Katherine Heigl has decided that enough is enough and is dropping her $6 million lawsuit against drugstore chain Duane Reade which allegedly used a photo of her in their advertising campaign without her knowledge.
The image used by the company, according to Heigl, was obtained by the paparazzi one day, but without her knowledge, let alone consent. And, seeing as celebs like Katherine Heigl are used to being paid handsomely for pictures of themselves, Heigl was understandably pissed.
In the lawsuit, Heigl claimed that Duane Reade used an image of her to make money and thereby violated the false advertising provision of the Lanham Act. On top of that, using the picture without consent breaches numerous New York civil rights statutes.

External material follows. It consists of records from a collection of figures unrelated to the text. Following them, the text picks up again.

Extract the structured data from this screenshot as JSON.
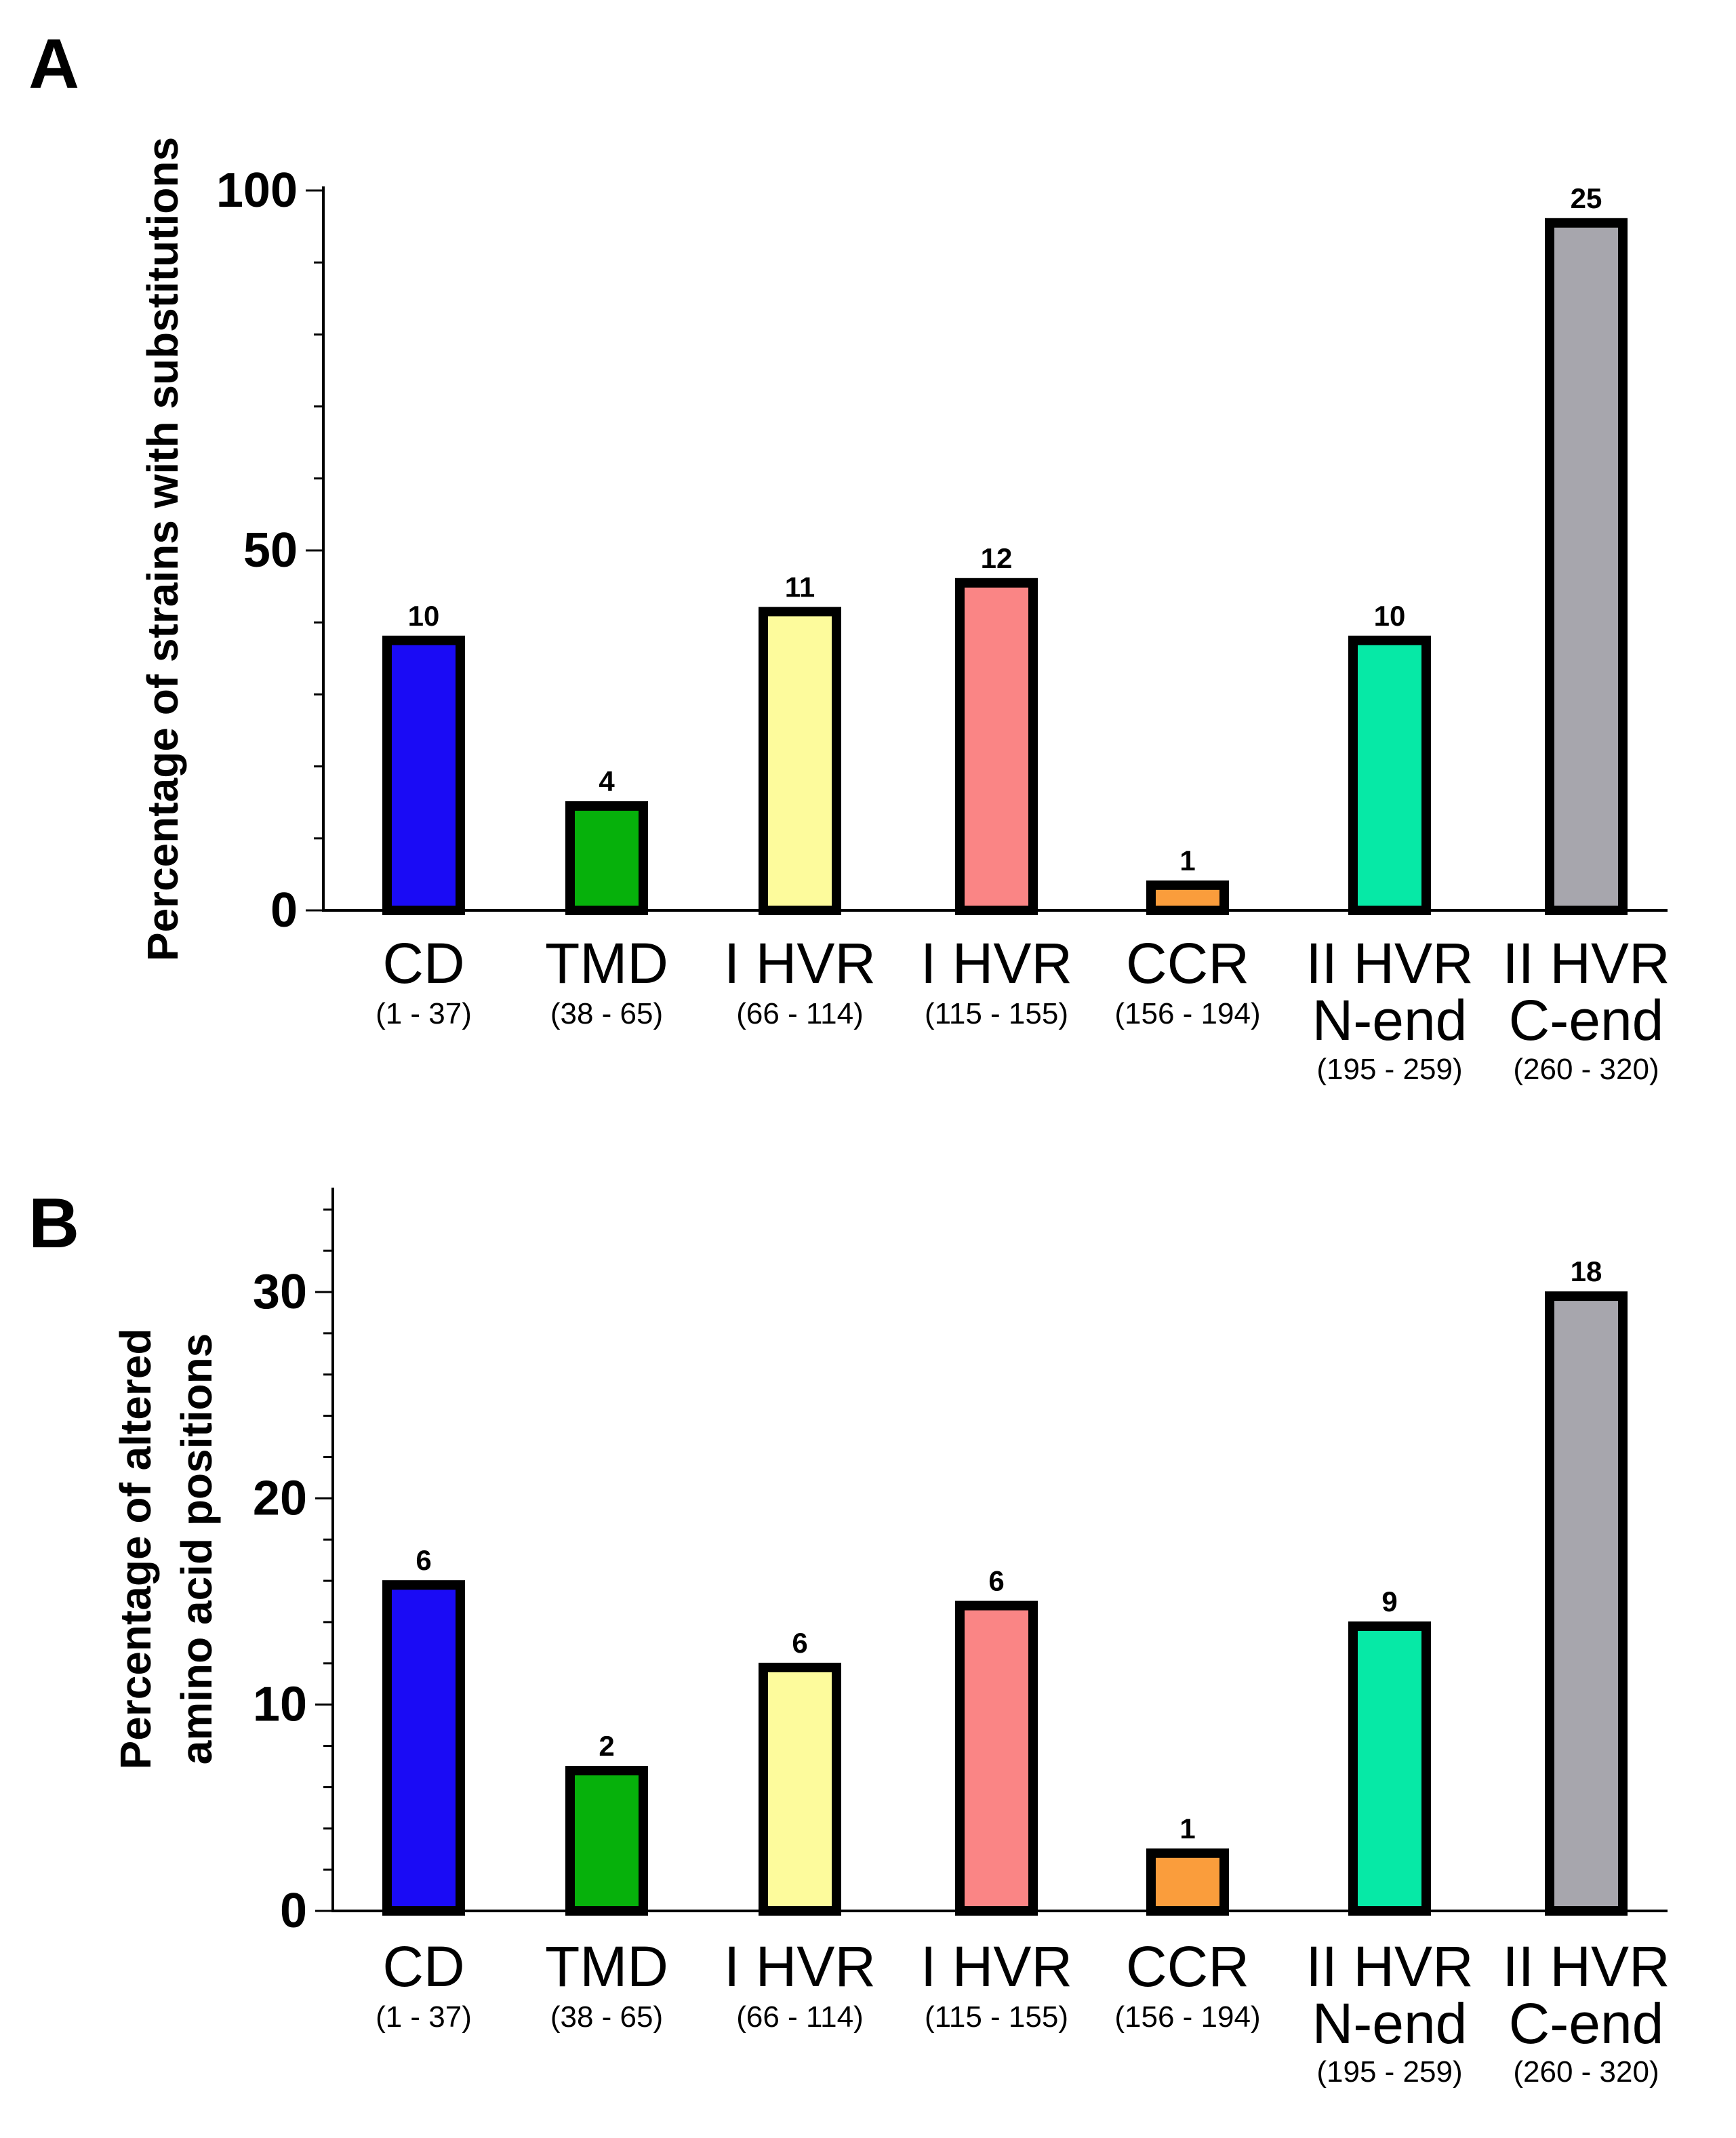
{
  "colors": [
    "#1a0bf5",
    "#06b10b",
    "#fdfb9c",
    "#fa8585",
    "#fa9d3c",
    "#06e9a6",
    "#a7a6ad"
  ],
  "categories": [
    {
      "lines": [
        "CD"
      ],
      "range": "(1 - 37)"
    },
    {
      "lines": [
        "TMD"
      ],
      "range": "(38 - 65)"
    },
    {
      "lines": [
        "I HVR"
      ],
      "range": "(66 - 114)"
    },
    {
      "lines": [
        "I HVR"
      ],
      "range": "(115 - 155)"
    },
    {
      "lines": [
        "CCR"
      ],
      "range": "(156 - 194)"
    },
    {
      "lines": [
        "II HVR",
        "N-end"
      ],
      "range": "(195 - 259)"
    },
    {
      "lines": [
        "II HVR",
        "C-end"
      ],
      "range": "(260 - 320)"
    }
  ],
  "chart_data": [
    {
      "type": "bar",
      "panel": "A",
      "title": "",
      "xlabel": "",
      "ylabel": "Percentage of strains with substitutions",
      "ylim": [
        0,
        100
      ],
      "yticks": [
        0,
        50,
        100
      ],
      "categories": [
        "CD (1 - 37)",
        "TMD (38 - 65)",
        "I HVR (66 - 114)",
        "I HVR (115 - 155)",
        "CCR (156 - 194)",
        "II HVR N-end (195 - 259)",
        "II HVR C-end (260 - 320)"
      ],
      "values": [
        37.5,
        14.5,
        41.5,
        45.5,
        3.5,
        37.5,
        95.5
      ],
      "data_labels": [
        "10",
        "4",
        "11",
        "12",
        "1",
        "10",
        "25"
      ]
    },
    {
      "type": "bar",
      "panel": "B",
      "title": "",
      "xlabel": "",
      "ylabel": "Percentage of altered amino acid positions",
      "ylim": [
        0,
        35
      ],
      "yticks": [
        0,
        10,
        20,
        30
      ],
      "categories": [
        "CD (1 - 37)",
        "TMD (38 - 65)",
        "I HVR (66 - 114)",
        "I HVR (115 - 155)",
        "CCR (156 - 194)",
        "II HVR N-end (195 - 259)",
        "II HVR C-end (260 - 320)"
      ],
      "values": [
        15.8,
        6.8,
        11.8,
        14.8,
        2.8,
        13.8,
        29.8
      ],
      "data_labels": [
        "6",
        "2",
        "6",
        "6",
        "1",
        "9",
        "18"
      ]
    }
  ]
}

Fortunately, instead of dragging the whole thing through a lengthy and doubtless costly court case, Heigl’s legal team came to a mutually acceptable agreement with Duane Reade and the lawsuit was dismissed last Tuesday.

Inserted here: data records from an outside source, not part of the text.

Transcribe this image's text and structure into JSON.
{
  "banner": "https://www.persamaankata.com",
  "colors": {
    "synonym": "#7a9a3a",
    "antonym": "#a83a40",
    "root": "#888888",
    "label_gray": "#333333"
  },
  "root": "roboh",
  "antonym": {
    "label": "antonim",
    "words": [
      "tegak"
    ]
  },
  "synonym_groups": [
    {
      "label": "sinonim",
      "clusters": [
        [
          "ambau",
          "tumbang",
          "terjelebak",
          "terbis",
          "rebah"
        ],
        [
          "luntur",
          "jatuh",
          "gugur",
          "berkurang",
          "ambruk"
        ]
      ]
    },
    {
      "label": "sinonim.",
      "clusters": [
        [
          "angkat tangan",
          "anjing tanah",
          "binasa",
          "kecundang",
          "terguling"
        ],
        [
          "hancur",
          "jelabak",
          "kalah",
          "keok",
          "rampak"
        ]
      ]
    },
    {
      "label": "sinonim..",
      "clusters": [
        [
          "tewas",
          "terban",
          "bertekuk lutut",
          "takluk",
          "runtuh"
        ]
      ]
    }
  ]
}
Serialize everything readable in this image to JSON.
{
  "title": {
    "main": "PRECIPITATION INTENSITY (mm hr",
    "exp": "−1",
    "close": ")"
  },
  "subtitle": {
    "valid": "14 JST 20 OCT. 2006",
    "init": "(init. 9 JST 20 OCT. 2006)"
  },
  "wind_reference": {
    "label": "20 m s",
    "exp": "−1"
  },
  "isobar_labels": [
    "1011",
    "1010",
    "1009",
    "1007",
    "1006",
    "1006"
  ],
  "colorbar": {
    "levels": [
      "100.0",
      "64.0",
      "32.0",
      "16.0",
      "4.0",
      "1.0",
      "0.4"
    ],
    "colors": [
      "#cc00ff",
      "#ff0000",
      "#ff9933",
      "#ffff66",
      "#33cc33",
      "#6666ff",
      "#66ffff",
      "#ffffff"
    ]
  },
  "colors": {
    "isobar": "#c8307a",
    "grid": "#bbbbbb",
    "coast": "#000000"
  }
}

Heigl’s attorneys spoke to reporters about the agreement reached, saying:
“Katherine Heigl and Duane Reade have worked out a mutually beneficial agreement. Ms. Heigl has voluntarily dismissed her lawsuit, and Duane Reade has made a contribution to benefit the Jason Debus Heigl Foundation. The parties have agreed to keep the terms of the agreement confidential.”
The Jason Debus Heigl Foundation was created by Katherine Heigl in memory of her brother, who was killed in a car accident in 1986. The charity itself provided welfare for sick and abandoned animals.

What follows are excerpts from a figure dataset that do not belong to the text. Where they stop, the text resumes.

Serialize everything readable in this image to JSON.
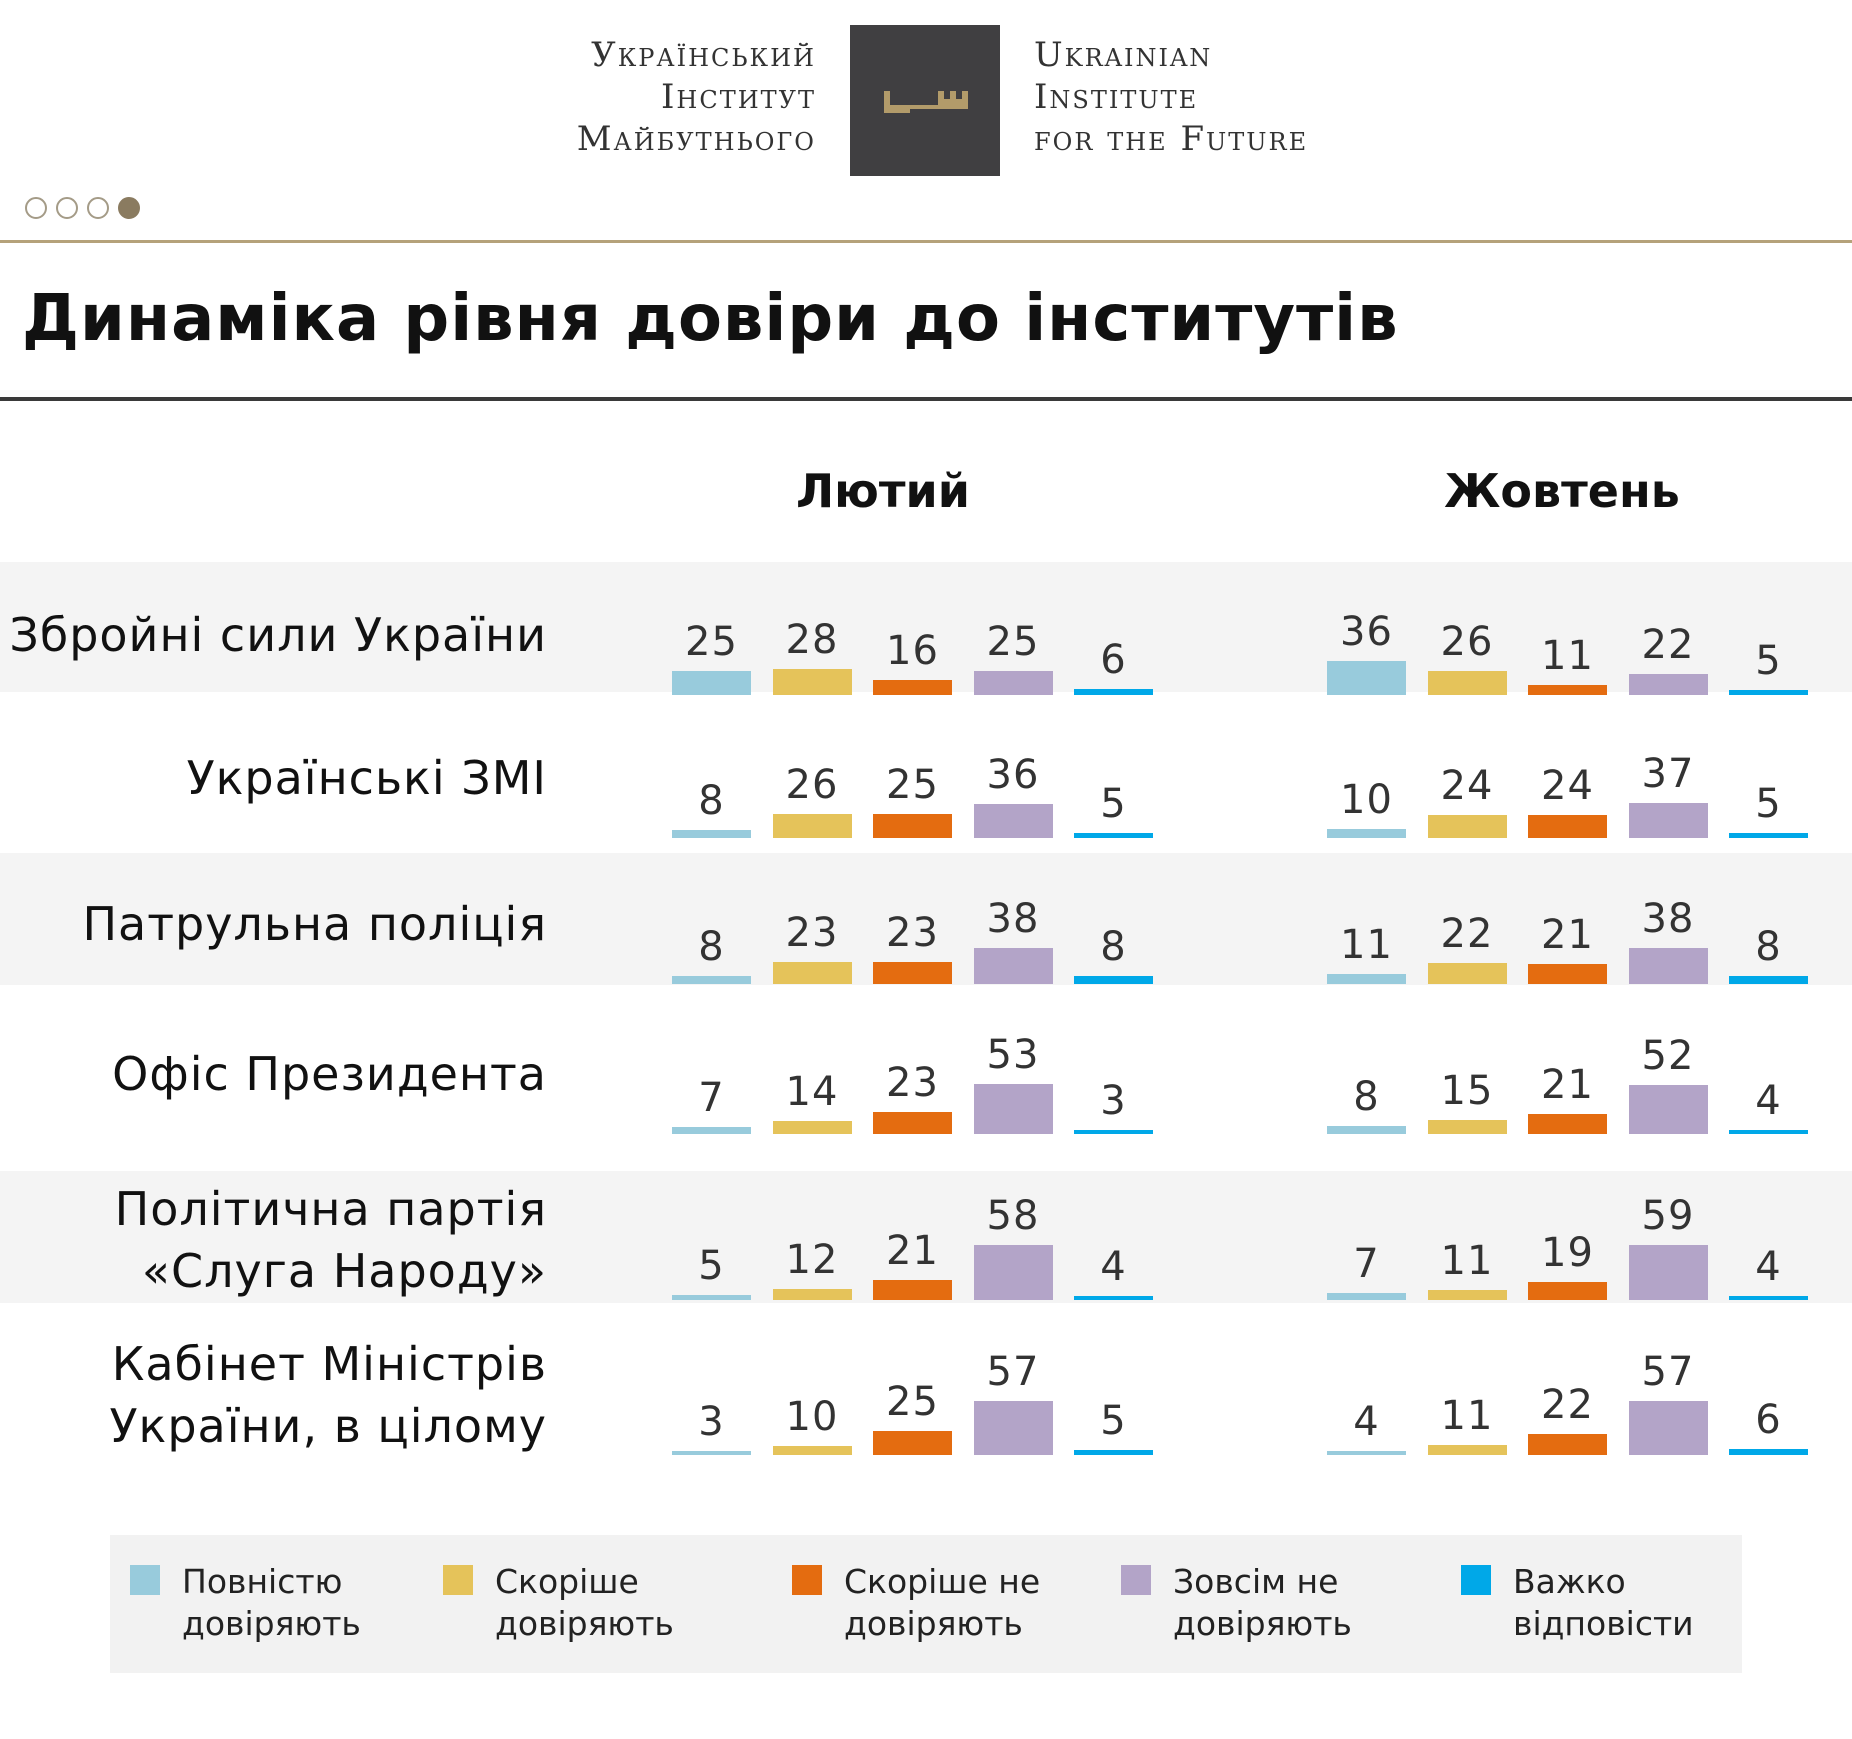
{
  "header": {
    "logo_left": [
      "Український",
      "Інститут",
      "Майбутнього"
    ],
    "logo_right": [
      "Ukrainian",
      "Institute",
      "for the Future"
    ],
    "logo_icon": "key-icon",
    "pager": {
      "total": 4,
      "active": 4
    }
  },
  "title": "Динаміка рівня довіри до інститутів",
  "colors": {
    "full_trust": "#98cbdc",
    "rather_trust": "#e5c35a",
    "rather_distrust": "#e46c10",
    "no_trust": "#b3a4c8",
    "hard_to_say": "#00a8e8",
    "band": "#f4f4f4"
  },
  "chart_data": {
    "type": "bar",
    "title": "Динаміка рівня довіри до інститутів",
    "periods": [
      "Лютий",
      "Жовтень"
    ],
    "series_names": [
      "Повністю довіряють",
      "Скоріше довіряють",
      "Скоріше не довіряють",
      "Зовсім не довіряють",
      "Важко відповісти"
    ],
    "legend": [
      [
        "Повністю",
        "довіряють"
      ],
      [
        "Скоріше",
        "довіряють"
      ],
      [
        "Скоріше не",
        "довіряють"
      ],
      [
        "Зовсім не",
        "довіряють"
      ],
      [
        "Важко",
        "відповісти"
      ]
    ],
    "rows": [
      {
        "label": [
          "Збройні сили України"
        ],
        "values": [
          [
            25,
            28,
            16,
            25,
            6
          ],
          [
            36,
            26,
            11,
            22,
            5
          ]
        ]
      },
      {
        "label": [
          "Українські ЗМІ"
        ],
        "values": [
          [
            8,
            26,
            25,
            36,
            5
          ],
          [
            10,
            24,
            24,
            37,
            5
          ]
        ]
      },
      {
        "label": [
          "Патрульна поліція"
        ],
        "values": [
          [
            8,
            23,
            23,
            38,
            8
          ],
          [
            11,
            22,
            21,
            38,
            8
          ]
        ]
      },
      {
        "label": [
          "Офіс Президента"
        ],
        "values": [
          [
            7,
            14,
            23,
            53,
            3
          ],
          [
            8,
            15,
            21,
            52,
            4
          ]
        ]
      },
      {
        "label": [
          "Політична партія",
          "«Слуга Народу»"
        ],
        "values": [
          [
            5,
            12,
            21,
            58,
            4
          ],
          [
            7,
            11,
            19,
            59,
            4
          ]
        ]
      },
      {
        "label": [
          "Кабінет Міністрів",
          "України, в цілому"
        ],
        "values": [
          [
            3,
            10,
            25,
            57,
            5
          ],
          [
            4,
            11,
            22,
            57,
            6
          ]
        ]
      }
    ],
    "legend_position": "bottom"
  }
}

According to the terms of the agreement reached, which have not been fully disclosed, the lawsuit was dismissed without prejudice, meaning that Katherine Heigl can’t go back and sue the drugstore chain retrospectively at a later date.
The whole incident has thrown up other cases where celebrities are photographed without their knowledge and their images used to make money for companies, while never kicking back revenues to the celeb.
Hopefully, following the suit between Heigl and Duane Reade, large chains will think twice before using images of celebrities without their permission.